The White House wants Congress to spend $75 million on body cameras for law enforcement. The funding, which could pay for as many as 50,000 devices, comes as part of a larger proposal to provide $263 million in new funding to train and equip local police departments.
Calls for more body cams have increased in the wake of Michael Brown’s killing in Ferguson. As we reported in August:
“I think body cameras are definitely a net good,” says David Harris, a law professor and police behavior expert at the University of Pittsburgh. “They are one of the most prominent technologies to come along in a long time in terms of accountability, evidence gathering, [and] in terms of, frankly, changing behavior on either side of the camera. Nothing is a silver bullet, but this has the potential to be a substantial advance.”
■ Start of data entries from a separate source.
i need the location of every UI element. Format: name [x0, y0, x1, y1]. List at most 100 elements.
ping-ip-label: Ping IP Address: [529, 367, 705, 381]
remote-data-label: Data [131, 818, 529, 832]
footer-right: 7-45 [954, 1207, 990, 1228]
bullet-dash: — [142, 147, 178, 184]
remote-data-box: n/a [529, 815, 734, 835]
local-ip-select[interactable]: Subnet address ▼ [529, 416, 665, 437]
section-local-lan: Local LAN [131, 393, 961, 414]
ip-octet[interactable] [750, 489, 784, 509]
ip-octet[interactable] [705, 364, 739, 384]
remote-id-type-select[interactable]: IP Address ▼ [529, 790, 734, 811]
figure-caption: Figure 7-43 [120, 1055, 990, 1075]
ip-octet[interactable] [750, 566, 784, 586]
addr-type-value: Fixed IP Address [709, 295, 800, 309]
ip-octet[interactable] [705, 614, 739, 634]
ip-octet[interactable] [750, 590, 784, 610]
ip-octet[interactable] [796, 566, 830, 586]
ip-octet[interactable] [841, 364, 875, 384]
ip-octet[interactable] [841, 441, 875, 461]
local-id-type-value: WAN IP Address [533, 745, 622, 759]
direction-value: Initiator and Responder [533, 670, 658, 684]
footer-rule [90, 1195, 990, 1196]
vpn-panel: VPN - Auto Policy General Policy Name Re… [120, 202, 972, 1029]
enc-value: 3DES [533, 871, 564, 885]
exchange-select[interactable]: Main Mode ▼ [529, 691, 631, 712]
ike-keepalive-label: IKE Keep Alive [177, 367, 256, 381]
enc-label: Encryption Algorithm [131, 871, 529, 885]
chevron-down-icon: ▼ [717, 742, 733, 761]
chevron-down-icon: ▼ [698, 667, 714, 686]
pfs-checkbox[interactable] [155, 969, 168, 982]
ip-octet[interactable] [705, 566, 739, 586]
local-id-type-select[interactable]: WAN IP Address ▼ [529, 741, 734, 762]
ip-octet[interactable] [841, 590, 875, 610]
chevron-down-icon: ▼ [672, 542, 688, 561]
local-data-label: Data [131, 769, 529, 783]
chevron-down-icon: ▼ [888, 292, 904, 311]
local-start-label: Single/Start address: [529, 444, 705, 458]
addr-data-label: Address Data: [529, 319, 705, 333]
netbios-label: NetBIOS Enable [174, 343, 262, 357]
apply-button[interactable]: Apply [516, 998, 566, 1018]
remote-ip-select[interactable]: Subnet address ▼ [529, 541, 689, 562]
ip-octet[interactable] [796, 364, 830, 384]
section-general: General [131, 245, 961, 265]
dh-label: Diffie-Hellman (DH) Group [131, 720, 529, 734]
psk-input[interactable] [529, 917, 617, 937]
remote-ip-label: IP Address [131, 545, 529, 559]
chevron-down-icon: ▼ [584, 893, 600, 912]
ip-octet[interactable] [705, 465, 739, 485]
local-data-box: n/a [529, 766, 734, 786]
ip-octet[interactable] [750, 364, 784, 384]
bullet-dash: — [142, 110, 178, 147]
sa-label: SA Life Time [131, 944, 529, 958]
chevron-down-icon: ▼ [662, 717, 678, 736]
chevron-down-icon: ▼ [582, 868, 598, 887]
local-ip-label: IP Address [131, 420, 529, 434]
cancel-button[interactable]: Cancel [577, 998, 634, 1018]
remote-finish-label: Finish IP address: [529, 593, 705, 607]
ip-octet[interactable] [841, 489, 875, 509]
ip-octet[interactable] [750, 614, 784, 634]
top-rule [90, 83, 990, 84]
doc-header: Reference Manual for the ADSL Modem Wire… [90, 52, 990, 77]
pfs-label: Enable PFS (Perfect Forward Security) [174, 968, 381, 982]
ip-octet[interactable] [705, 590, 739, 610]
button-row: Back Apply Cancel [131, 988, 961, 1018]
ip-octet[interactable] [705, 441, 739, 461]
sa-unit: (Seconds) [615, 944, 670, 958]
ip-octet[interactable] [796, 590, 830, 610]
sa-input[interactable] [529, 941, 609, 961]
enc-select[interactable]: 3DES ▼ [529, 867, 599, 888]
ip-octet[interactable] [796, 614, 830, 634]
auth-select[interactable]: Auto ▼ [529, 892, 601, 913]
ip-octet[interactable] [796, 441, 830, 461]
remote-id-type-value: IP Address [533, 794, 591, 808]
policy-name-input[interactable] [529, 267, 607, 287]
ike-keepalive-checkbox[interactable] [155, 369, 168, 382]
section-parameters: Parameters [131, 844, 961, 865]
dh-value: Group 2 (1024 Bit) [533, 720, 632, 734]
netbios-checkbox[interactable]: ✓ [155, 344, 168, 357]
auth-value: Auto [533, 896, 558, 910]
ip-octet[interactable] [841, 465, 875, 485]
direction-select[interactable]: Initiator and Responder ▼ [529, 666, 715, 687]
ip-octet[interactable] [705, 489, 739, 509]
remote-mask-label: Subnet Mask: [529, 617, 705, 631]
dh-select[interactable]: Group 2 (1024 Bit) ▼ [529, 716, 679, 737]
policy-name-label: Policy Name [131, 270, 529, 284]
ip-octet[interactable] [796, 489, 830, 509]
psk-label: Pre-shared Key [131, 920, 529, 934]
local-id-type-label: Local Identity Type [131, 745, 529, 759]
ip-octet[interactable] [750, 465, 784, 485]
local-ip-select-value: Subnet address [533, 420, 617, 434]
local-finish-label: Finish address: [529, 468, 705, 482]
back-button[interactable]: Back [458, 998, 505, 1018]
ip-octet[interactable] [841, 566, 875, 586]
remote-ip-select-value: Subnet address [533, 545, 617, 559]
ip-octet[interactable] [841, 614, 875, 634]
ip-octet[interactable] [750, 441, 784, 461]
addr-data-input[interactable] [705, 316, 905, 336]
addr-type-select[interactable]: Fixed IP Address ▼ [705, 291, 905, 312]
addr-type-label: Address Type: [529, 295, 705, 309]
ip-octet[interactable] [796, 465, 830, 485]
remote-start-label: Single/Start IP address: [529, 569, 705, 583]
Harris, who consults for law enforcement agencies on the side, points to a study by police in Rialto, California. After introducing body-worn video cameras in February 2012, that department reported an 88 percent reduction over the previous year in complaints against officers—and the use of force by its officers fell by nearly 60 percent. A separate British study of one small police department looked at data collected in 2005 and 2006 and found a 14 percent drop in citizen complaints in the six months after cameras were introduced compared to same six-month period of the previous year.
Obama’s proposal could pay for as many as 50,000 body cams but, as the Verge points out, there are 750,000 police officers in the US—and even if each of them had a body cam on it still probably wouldn’t be a panacea for police abuse. A bad cop with a body cam is still a bad cop.